Sunday, 26 October 2014

Blacksmithing with Dave Budd

A belated 21st birthday surprise for my brother (Jack) saw the Standens descending on rural Devon for a course in black smithing. Hosted by Dave Budd, the course was a three day axe making adventure. Starting with a piece of tool steel, we created a functioning hatchet with handle and sheath. All of this was done by hand on replica Iron-Age clay forges with hand powered air blowers or bellows. The outdoor workshop was really cool, set in the woods where we made camp. All food was carted in and cooked by yours truly for the hungry smiths. "Old Reliable" my dutch oven, did sterling service, even if I did over prepare. Personally I don't think its over the top to bring a cafetiere on a camping trip... We met our friend Will in the wood, he had managed to get from Preston to within about 5 miles of the wood before running out of diesel! On the last night we had a massive home made baked bean and jacket potato dinner with Will's lovely family and Jack kept everyone entertained with plenty of guitar playing.

The course was really interesting, covering all stages of tool making: forging, punching and drifting an eye, hardening, tempering, grinding and sharpening. We also made and fitted a handle of Ash and made a leather sheath to keep fingers safe! We even had a little time to make some ornaments which look great with a glistening coat of bees wax.

The teacher at his forge.

Students listening diligently...

Some processes need an extra pair of hands. 

Forged and handled, grinding and sharpening left to do. 

First blood...

The finished articles. Left to right: Will's adze, Jack's axe, Dad's axe, my axe, Dave's axe.

Left to right: Will, Jack, Dave, me and Dad (Terry).
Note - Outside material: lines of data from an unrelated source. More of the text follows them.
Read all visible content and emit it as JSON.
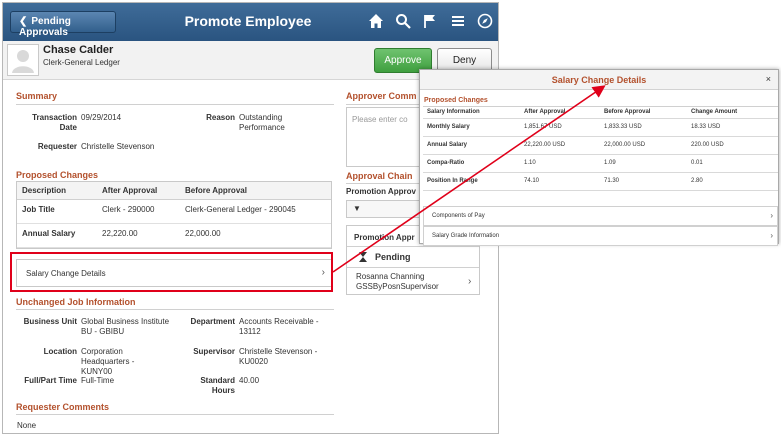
{
  "topbar": {
    "back_label": "Pending Approvals",
    "title": "Promote Employee"
  },
  "icons": [
    "home-icon",
    "search-icon",
    "flag-icon",
    "menu-icon",
    "compass-icon"
  ],
  "employee": {
    "name": "Chase Calder",
    "job": "Clerk-General Ledger"
  },
  "actions": {
    "approve": "Approve",
    "deny": "Deny"
  },
  "summary": {
    "title": "Summary",
    "transaction_date_label": "Transaction Date",
    "transaction_date": "09/29/2014",
    "reason_label": "Reason",
    "reason": "Outstanding Performance",
    "requester_label": "Requester",
    "requester": "Christelle Stevenson"
  },
  "proposed": {
    "title": "Proposed Changes",
    "columns": [
      "Description",
      "After Approval",
      "Before Approval"
    ],
    "rows": [
      [
        "Job Title",
        "Clerk - 290000",
        "Clerk-General Ledger - 290045"
      ],
      [
        "Annual Salary",
        "22,220.00",
        "22,000.00"
      ]
    ],
    "link": "Salary Change Details"
  },
  "unchanged": {
    "title": "Unchanged Job Information",
    "business_unit_label": "Business Unit",
    "business_unit": "Global Business Institute BU - GBIBU",
    "department_label": "Department",
    "department": "Accounts Receivable - 13112",
    "location_label": "Location",
    "location": "Corporation Headquarters - KUNY00",
    "supervisor_label": "Supervisor",
    "supervisor": "Christelle Stevenson - KU0020",
    "fullpart_label": "Full/Part Time",
    "fullpart": "Full-Time",
    "std_hours_label": "Standard Hours",
    "std_hours": "40.00"
  },
  "requester_comments": {
    "title": "Requester Comments",
    "value": "None"
  },
  "approver": {
    "title": "Approver Comm",
    "placeholder": "Please enter co",
    "chain_title": "Approval Chain",
    "chain_sub": "Promotion Approv",
    "chain_box_title": "Promotion Appr",
    "status": "Pending",
    "approver_name": "Rosanna Channing",
    "approver_role": "GSSByPosnSupervisor"
  },
  "popup": {
    "title": "Salary Change Details",
    "close": "×",
    "section": "Proposed Changes",
    "columns": [
      "Salary Information",
      "After Approval",
      "Before Approval",
      "Change Amount"
    ],
    "rows": [
      [
        "Monthly Salary",
        "1,851.67 USD",
        "1,833.33 USD",
        "18.33 USD"
      ],
      [
        "Annual Salary",
        "22,220.00 USD",
        "22,000.00 USD",
        "220.00 USD"
      ],
      [
        "Compa-Ratio",
        "1.10",
        "1.09",
        "0.01"
      ],
      [
        "Position In Range",
        "74.10",
        "71.30",
        "2.80"
      ]
    ],
    "links": [
      "Components of Pay",
      "Salary Grade Information"
    ]
  },
  "colors": {
    "topbar": "#2f5a86",
    "section_title": "#b3512d",
    "approve": "#4caf50",
    "highlight": "#e0001a"
  }
}
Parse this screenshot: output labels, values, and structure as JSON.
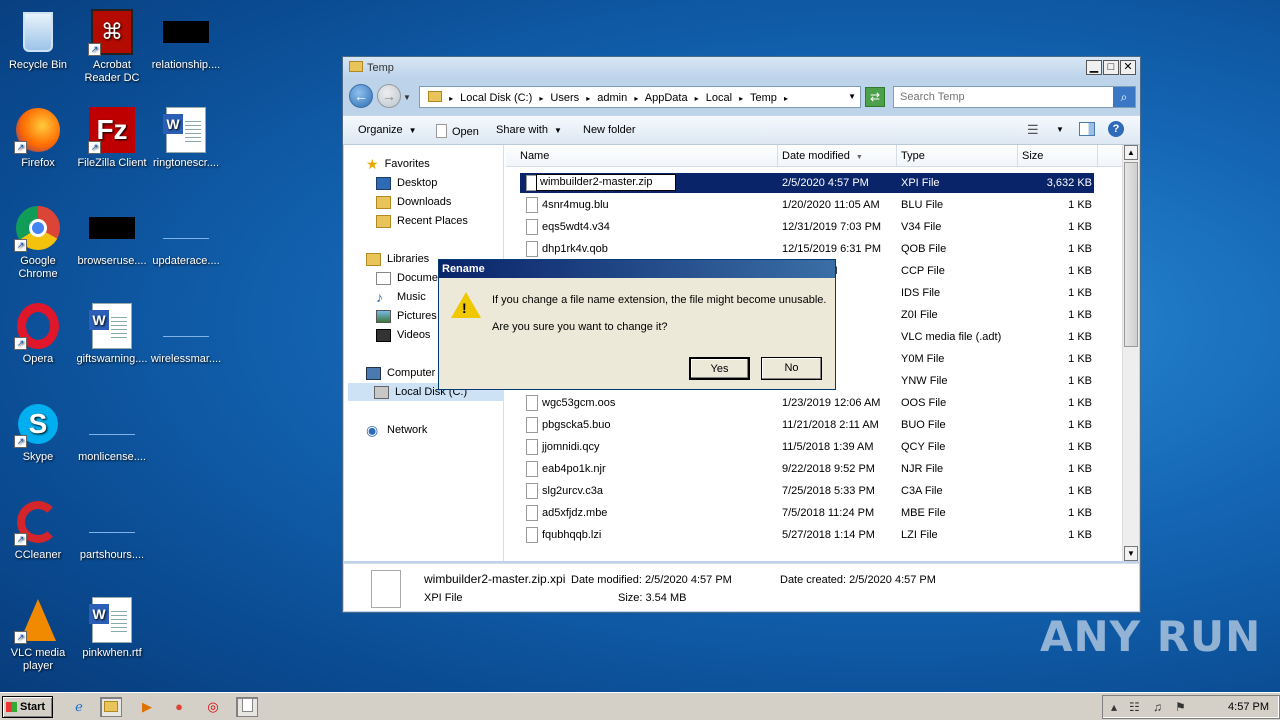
{
  "desktop": {
    "icons": [
      {
        "label": "Recycle Bin",
        "icon": "recycle-bin-icon"
      },
      {
        "label": "Acrobat Reader DC",
        "label1": "Acrobat",
        "label2": "Reader DC",
        "icon": "acrobat-icon"
      },
      {
        "label": "relationship....",
        "icon": "black-file-icon"
      },
      {
        "label": "Firefox",
        "icon": "firefox-icon"
      },
      {
        "label": "FileZilla Client",
        "icon": "filezilla-icon"
      },
      {
        "label": "ringtonescr....",
        "icon": "word-doc-icon"
      },
      {
        "label": "Google Chrome",
        "label1": "Google",
        "label2": "Chrome",
        "icon": "chrome-icon"
      },
      {
        "label": "browseruse....",
        "icon": "black-file-icon"
      },
      {
        "label": "updaterace....",
        "icon": "blank-file-icon"
      },
      {
        "label": "Opera",
        "icon": "opera-icon"
      },
      {
        "label": "giftswarning....",
        "icon": "word-doc-icon"
      },
      {
        "label": "wirelessmar....",
        "icon": "blank-file-icon"
      },
      {
        "label": "Skype",
        "icon": "skype-icon"
      },
      {
        "label": "monlicense....",
        "icon": "blank-file-icon"
      },
      {
        "label": "CCleaner",
        "icon": "ccleaner-icon"
      },
      {
        "label": "partshours....",
        "icon": "blank-file-icon"
      },
      {
        "label": "VLC media player",
        "label1": "VLC media",
        "label2": "player",
        "icon": "vlc-icon"
      },
      {
        "label": "pinkwhen.rtf",
        "icon": "word-doc-icon"
      }
    ]
  },
  "explorer": {
    "title": "Temp",
    "breadcrumbs": [
      "Local Disk (C:)",
      "Users",
      "admin",
      "AppData",
      "Local",
      "Temp"
    ],
    "search_placeholder": "Search Temp",
    "commands": {
      "organize": "Organize",
      "open": "Open",
      "share_with": "Share with",
      "new_folder": "New folder"
    },
    "nav": {
      "favorites": "Favorites",
      "desktop": "Desktop",
      "downloads": "Downloads",
      "recent_places": "Recent Places",
      "libraries": "Libraries",
      "documents": "Documents",
      "music": "Music",
      "pictures": "Pictures",
      "videos": "Videos",
      "computer": "Computer",
      "local_disk": "Local Disk (C:)",
      "network": "Network"
    },
    "columns": {
      "name": "Name",
      "date_modified": "Date modified",
      "type": "Type",
      "size": "Size"
    },
    "files": [
      {
        "name": "wimbuilder2-master.zip",
        "date": "2/5/2020 4:57 PM",
        "type": "XPI File",
        "size": "3,632 KB",
        "selected": true
      },
      {
        "name": "4snr4mug.blu",
        "date": "1/20/2020 11:05 AM",
        "type": "BLU File",
        "size": "1 KB"
      },
      {
        "name": "eqs5wdt4.v34",
        "date": "12/31/2019 7:03 PM",
        "type": "V34 File",
        "size": "1 KB"
      },
      {
        "name": "dhp1rk4v.qob",
        "date": "12/15/2019 6:31 PM",
        "type": "QOB File",
        "size": "1 KB"
      },
      {
        "name": "",
        "date": "9 12:55 AM",
        "type": "CCP File",
        "size": "1 KB"
      },
      {
        "name": "",
        "date": "9 8:36 PM",
        "type": "IDS File",
        "size": "1 KB"
      },
      {
        "name": "",
        "date": "9 2:59 AM",
        "type": "Z0I File",
        "size": "1 KB"
      },
      {
        "name": "",
        "date": "4:49 PM",
        "type": "VLC media file (.adt)",
        "size": "1 KB"
      },
      {
        "name": "",
        "date": ":12 AM",
        "type": "Y0M File",
        "size": "1 KB"
      },
      {
        "name": "",
        "date": "4:25 AM",
        "type": "YNW File",
        "size": "1 KB"
      },
      {
        "name": "wgc53gcm.oos",
        "date": "1/23/2019 12:06 AM",
        "type": "OOS File",
        "size": "1 KB"
      },
      {
        "name": "pbgscka5.buo",
        "date": "11/21/2018 2:11 AM",
        "type": "BUO File",
        "size": "1 KB"
      },
      {
        "name": "jjomnidi.qcy",
        "date": "11/5/2018 1:39 AM",
        "type": "QCY File",
        "size": "1 KB"
      },
      {
        "name": "eab4po1k.njr",
        "date": "9/22/2018 9:52 PM",
        "type": "NJR File",
        "size": "1 KB"
      },
      {
        "name": "slg2urcv.c3a",
        "date": "7/25/2018 5:33 PM",
        "type": "C3A File",
        "size": "1 KB"
      },
      {
        "name": "ad5xfjdz.mbe",
        "date": "7/5/2018 11:24 PM",
        "type": "MBE File",
        "size": "1 KB"
      },
      {
        "name": "fqubhqqb.lzi",
        "date": "5/27/2018 1:14 PM",
        "type": "LZI File",
        "size": "1 KB"
      }
    ],
    "details": {
      "name": "wimbuilder2-master.zip.xpi",
      "type": "XPI File",
      "date_modified": "Date modified:  2/5/2020 4:57 PM",
      "size": "Size:  3.54 MB",
      "date_created": "Date created:  2/5/2020 4:57 PM"
    }
  },
  "dialog": {
    "title": "Rename",
    "message1": "If you change a file name extension, the file might become unusable.",
    "message2": "Are you sure you want to change it?",
    "yes": "Yes",
    "no": "No"
  },
  "taskbar": {
    "start": "Start",
    "clock": "4:57 PM"
  },
  "watermark": "ANY RUN"
}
As if I need any more hobbies... This is a good one though, black smithing is so different from any craft I have done before. Its very natural and humble and earthy but it has a tantalising feel of industrialisation and a magic and alchemy of actively changing the material you work (on a molecular level), rather than just modifying it as you might do with wood. I'm looking forward to practicing when we can get a forge up and running...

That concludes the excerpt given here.